I think in London at least this ties in with the tragic selling off of beautiful and historic buildings so the government can gain a quick buck and use what are essentially “capital” proceeds to pay for “revenue” government expenditure. Meanwhile these former public assets become soulless hotels.
Having read the BBC article [1] the business case does not make sense. What CEO running a multi-billion £ empire would seek to save, at best £83M p.a. in 10 years time for an outlay in excess of £600M, by disrupting most of its resources (staff) when it can earn that sum by a small increase in sales (tax). There is a privatisation going on here; will or when will the properties be privately run, will staff have new employment contracts? Another wealth give away?

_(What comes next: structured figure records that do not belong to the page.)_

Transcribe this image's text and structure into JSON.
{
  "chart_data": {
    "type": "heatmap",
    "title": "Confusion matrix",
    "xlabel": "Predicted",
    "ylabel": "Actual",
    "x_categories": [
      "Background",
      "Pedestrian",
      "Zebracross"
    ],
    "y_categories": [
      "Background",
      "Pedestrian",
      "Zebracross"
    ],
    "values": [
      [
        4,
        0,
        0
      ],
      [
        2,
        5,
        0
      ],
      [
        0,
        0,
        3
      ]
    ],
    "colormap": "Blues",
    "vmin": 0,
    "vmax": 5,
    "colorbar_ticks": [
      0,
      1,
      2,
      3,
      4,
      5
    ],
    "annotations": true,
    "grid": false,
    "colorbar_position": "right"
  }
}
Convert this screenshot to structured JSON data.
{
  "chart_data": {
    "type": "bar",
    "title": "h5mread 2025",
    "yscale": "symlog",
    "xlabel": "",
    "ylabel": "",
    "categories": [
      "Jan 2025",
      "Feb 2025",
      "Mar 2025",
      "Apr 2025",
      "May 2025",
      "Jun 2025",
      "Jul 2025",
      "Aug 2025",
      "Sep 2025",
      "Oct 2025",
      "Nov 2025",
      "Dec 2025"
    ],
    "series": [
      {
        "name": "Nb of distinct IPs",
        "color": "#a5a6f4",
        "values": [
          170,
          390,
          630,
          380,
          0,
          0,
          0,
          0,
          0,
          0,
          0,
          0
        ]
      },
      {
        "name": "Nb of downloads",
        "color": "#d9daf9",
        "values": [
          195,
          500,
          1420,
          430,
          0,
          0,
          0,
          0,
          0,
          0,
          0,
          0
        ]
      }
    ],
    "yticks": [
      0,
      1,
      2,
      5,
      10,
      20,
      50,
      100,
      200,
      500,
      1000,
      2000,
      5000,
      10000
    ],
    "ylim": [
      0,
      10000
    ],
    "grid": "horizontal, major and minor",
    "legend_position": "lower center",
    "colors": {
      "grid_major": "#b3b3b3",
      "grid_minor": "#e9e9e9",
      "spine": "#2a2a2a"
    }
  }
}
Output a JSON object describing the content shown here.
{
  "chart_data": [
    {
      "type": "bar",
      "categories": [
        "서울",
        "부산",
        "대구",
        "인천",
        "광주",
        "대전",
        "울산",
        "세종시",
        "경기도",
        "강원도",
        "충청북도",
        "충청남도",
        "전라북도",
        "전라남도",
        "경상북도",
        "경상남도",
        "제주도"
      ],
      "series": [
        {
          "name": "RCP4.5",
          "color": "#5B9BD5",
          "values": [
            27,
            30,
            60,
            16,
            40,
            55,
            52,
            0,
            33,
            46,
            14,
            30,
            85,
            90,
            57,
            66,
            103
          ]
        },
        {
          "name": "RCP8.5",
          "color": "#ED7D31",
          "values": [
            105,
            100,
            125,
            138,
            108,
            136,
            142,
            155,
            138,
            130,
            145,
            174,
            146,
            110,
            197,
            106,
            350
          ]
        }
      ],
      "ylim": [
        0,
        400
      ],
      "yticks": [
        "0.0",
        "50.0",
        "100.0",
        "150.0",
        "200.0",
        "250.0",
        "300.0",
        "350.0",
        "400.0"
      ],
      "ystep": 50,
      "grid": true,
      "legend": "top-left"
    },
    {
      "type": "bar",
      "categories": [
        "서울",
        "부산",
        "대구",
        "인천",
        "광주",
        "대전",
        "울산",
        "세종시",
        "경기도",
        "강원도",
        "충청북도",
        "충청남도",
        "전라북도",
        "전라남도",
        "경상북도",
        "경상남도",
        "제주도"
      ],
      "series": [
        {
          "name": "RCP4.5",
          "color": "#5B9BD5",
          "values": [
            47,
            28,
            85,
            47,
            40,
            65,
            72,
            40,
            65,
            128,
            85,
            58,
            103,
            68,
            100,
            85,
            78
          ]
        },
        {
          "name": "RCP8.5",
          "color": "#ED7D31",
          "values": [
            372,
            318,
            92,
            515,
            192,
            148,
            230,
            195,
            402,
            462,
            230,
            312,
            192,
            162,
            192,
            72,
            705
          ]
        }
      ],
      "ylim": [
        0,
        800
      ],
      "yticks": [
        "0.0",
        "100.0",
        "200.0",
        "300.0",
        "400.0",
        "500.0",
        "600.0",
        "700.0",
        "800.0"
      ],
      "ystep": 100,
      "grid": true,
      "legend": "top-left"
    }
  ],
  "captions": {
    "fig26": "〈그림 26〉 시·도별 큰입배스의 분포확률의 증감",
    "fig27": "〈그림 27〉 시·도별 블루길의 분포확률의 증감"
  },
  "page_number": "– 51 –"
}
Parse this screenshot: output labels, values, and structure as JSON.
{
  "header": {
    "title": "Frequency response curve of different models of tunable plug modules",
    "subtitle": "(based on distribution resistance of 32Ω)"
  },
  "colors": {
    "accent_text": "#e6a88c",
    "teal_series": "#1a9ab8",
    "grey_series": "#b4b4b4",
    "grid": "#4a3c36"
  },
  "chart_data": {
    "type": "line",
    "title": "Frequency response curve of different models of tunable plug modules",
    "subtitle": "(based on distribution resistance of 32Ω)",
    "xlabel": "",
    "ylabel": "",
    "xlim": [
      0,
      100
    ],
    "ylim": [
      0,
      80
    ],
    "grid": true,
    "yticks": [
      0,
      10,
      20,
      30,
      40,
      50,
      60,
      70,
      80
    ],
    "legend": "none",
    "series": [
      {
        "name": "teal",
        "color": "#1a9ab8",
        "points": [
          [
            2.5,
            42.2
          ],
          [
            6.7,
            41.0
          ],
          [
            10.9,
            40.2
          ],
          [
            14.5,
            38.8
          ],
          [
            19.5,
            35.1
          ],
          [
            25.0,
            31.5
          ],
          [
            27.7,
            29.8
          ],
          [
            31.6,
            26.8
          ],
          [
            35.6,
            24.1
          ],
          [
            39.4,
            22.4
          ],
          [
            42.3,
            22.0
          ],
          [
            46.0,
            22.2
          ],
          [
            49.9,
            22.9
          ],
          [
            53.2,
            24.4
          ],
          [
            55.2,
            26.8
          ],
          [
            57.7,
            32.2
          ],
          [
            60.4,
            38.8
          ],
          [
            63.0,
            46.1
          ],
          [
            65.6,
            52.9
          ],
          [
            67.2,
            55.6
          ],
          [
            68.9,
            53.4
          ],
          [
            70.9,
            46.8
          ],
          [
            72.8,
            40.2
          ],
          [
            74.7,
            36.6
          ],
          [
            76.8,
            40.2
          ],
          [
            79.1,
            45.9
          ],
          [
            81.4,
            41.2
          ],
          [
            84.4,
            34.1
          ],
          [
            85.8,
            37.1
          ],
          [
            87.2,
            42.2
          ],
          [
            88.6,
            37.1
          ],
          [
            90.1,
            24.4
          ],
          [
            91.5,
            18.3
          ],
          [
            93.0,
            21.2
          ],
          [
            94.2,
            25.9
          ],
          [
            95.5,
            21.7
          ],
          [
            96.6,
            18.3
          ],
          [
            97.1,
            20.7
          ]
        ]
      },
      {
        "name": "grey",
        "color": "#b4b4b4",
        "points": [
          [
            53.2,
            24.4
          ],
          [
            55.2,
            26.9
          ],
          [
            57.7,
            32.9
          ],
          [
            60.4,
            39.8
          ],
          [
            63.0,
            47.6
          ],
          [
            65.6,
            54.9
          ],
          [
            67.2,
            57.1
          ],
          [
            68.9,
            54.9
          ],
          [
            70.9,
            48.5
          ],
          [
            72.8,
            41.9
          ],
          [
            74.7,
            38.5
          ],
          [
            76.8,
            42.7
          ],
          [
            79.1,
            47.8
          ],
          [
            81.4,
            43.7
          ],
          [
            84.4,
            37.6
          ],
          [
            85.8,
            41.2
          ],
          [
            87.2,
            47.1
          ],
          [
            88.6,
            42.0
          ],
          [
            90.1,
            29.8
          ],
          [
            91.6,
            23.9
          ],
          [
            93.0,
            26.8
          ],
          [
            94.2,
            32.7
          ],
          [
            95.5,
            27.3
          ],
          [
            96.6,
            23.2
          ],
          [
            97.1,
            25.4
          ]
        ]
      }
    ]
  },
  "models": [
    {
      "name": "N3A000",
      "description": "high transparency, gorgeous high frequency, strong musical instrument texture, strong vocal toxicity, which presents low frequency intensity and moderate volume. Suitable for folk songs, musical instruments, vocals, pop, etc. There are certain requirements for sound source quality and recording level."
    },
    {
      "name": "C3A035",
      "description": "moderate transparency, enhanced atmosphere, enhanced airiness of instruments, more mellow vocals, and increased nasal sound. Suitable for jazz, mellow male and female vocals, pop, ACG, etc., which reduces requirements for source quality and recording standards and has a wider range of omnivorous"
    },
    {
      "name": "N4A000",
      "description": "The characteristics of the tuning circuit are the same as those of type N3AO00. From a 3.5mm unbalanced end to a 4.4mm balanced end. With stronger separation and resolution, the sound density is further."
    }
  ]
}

[1] http://www.bbc.co.uk/news/business-38555938
It is actually worse than that – the £600m is the increase in the cost of the programme. The current estimate by the NAO is that the total cost will be £3,243m
Between November 2015 and September 2016 the HMRC model has increased the investment cost by £175m or 42%. At the same time the payback has gone out from “at most 11 years” to 14 years on their current assumptions
Project appraisal skills not a HMRC speciality?
Nor is tax collection at its management level
When I was in Customs and Excise there was a network of about 100 LOCAL VAT offices and the local knowledge was invaluable in detecting who were the defaulters. It also enabled on the spot inspection of business premises and records and face to face meetings with traders – which assured the integrity of the tax. In those days the term “tax gap” was unknown, with these plans to close most offices it seems that HMRC management, presumably with Government approval, are quite content to write off whatever the tax gap figure is (I know Richard has debated its size) in order to reduce costs and staff numbers – regardless of the impact on revenue collection.
And those VAT offices put the fear of God into people
Made redundant in 2016 along with over circa 250 colleagues in the last few years from my office which closed . Whilst a drop in the ocean, the tax no longer being collected by those experienced staff is colossal and shameful.